Tonight marks a week since Tesla Motors delivered the very first Model X’s, and analysts are lining up to put out notes with their thoughts on the vehicle. One thing sticks out to Morgan Stanley analyst Adam Jonas, and that’s the price. He thinks it’s too expensive, so he cut his price target for Tesla.
Tesla has a backlog
Most who have seen or read about the Model X agree that it’s a very nice vehicle, but the most expensive model is priced at $132,000, which Jonas says is too much, particularly for early adopters. The Morgan Stanley analyst trimmed his price target for Tesla from $465 to $450 per share but maintained his Overweight rating on Tesla.
Tesla has had a backlog of orders for the vehicle for years, but the question now is whether people who have ordered a Model X will start pulling their orders and demanding their $5,000 deposit back because of the high price.
Are the Model X’s specs good enough for the price?
Indeed, the features of the Model X are quite impressive, and Jonas notes that they did have very high expectations for it, which Tesla was able to deliver. However, the analyst also points out that the Model X pricing appears to have a higher average transaction price that’s as much as $25,000 higher than it is for the Model S. He said it’s also about $10,000 to $15,000 higher than they had been expecting based on early spec options and list pricing.
Further, even though the average transaction prices will probably decline gradually over time as Tesla adds the lower-spec models into the production mix, he still thinks the Model X will be priced higher than they expected. As a result, he believes Tesla might struggle to meet expectations for volumes.
Further, he said the automaker will have to lower the price of the SUV in order to deliver over 20,000 vehicles next year. In addition to cutting his target price for Tesla, he also trimmed his delivery estimates for the Model S by 5,000 to 10,000 units starting next year and going through 2018.
Tesla already struggling to meet volume expectations
In a report last week, Jefferies analysts Dan Dolev and Trevor Young pointed out that Tesla has a very difficult road this quarter in order to meet its previously provided guidance for units. The automaker announced last week that it had delivered about 11,580 vehicles during the September quarter, which was in line with guidance.
However, this means that in order to meet the low end of the full year guidance, Tesla will have to deliver 16,843 vehicles during the fourth quarter. The automaker will have to deliver 19,343 vehicles to reach the midpoint of guidance and 21,843 units to make the high end.
Assuming that production of the Model S remains about flat, the company will have to deliver about 4,300 Model X’s during the fourth quarter, which seems like a tall order as it only delivered a handful last week to top executives and board members.

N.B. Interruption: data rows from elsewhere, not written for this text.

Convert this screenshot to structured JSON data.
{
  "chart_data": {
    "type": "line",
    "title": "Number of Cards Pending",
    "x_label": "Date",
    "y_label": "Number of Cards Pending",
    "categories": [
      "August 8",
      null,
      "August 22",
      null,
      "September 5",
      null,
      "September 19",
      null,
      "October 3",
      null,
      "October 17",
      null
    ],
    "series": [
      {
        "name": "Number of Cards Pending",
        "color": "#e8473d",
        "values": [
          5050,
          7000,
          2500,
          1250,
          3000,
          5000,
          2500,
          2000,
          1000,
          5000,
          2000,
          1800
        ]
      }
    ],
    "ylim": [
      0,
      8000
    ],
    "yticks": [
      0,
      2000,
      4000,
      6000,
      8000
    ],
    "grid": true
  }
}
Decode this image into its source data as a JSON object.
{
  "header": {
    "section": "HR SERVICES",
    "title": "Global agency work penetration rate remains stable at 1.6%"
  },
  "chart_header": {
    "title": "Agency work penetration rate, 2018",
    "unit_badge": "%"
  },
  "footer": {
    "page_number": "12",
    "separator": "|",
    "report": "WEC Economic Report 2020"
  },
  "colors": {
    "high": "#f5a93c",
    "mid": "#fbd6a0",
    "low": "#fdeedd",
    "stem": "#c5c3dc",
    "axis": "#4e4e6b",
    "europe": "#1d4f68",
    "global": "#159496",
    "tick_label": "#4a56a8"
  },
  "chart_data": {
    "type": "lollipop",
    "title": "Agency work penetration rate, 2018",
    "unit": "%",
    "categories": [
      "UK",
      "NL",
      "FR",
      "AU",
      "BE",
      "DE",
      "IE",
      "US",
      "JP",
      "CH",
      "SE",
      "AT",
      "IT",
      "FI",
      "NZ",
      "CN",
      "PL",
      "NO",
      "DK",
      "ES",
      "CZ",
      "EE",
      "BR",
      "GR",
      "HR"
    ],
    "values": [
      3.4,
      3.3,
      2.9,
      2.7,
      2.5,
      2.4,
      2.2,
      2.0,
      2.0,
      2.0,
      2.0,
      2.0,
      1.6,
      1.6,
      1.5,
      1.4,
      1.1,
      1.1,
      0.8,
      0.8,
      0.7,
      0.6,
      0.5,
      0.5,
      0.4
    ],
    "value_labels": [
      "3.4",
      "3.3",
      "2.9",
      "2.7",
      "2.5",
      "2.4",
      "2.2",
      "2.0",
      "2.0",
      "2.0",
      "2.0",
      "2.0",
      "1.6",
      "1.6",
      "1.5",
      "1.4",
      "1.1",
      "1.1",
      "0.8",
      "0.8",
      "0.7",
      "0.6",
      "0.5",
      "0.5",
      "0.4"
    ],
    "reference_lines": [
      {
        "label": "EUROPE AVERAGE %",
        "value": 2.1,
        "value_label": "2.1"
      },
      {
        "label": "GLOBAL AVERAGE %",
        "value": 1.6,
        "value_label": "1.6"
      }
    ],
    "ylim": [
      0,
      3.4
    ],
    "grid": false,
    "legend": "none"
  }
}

Can Tesla ramp production fast enough
The Jefferies team noted that with the one-week planned shutdown during the third quarter, Tesla produced about 1,300 vehicles per week. However, in order to meet guidance for the full year, the automaker will have to up production 89% quarter over quarter to 1,700 vehicles per week.
Nonetheless, Jonas maintained his Buy rating and $365 per share price target on Tesla. Shares of Tesla Motors edged lower in early trading, falling as much as 2.06% to $241.07 per share.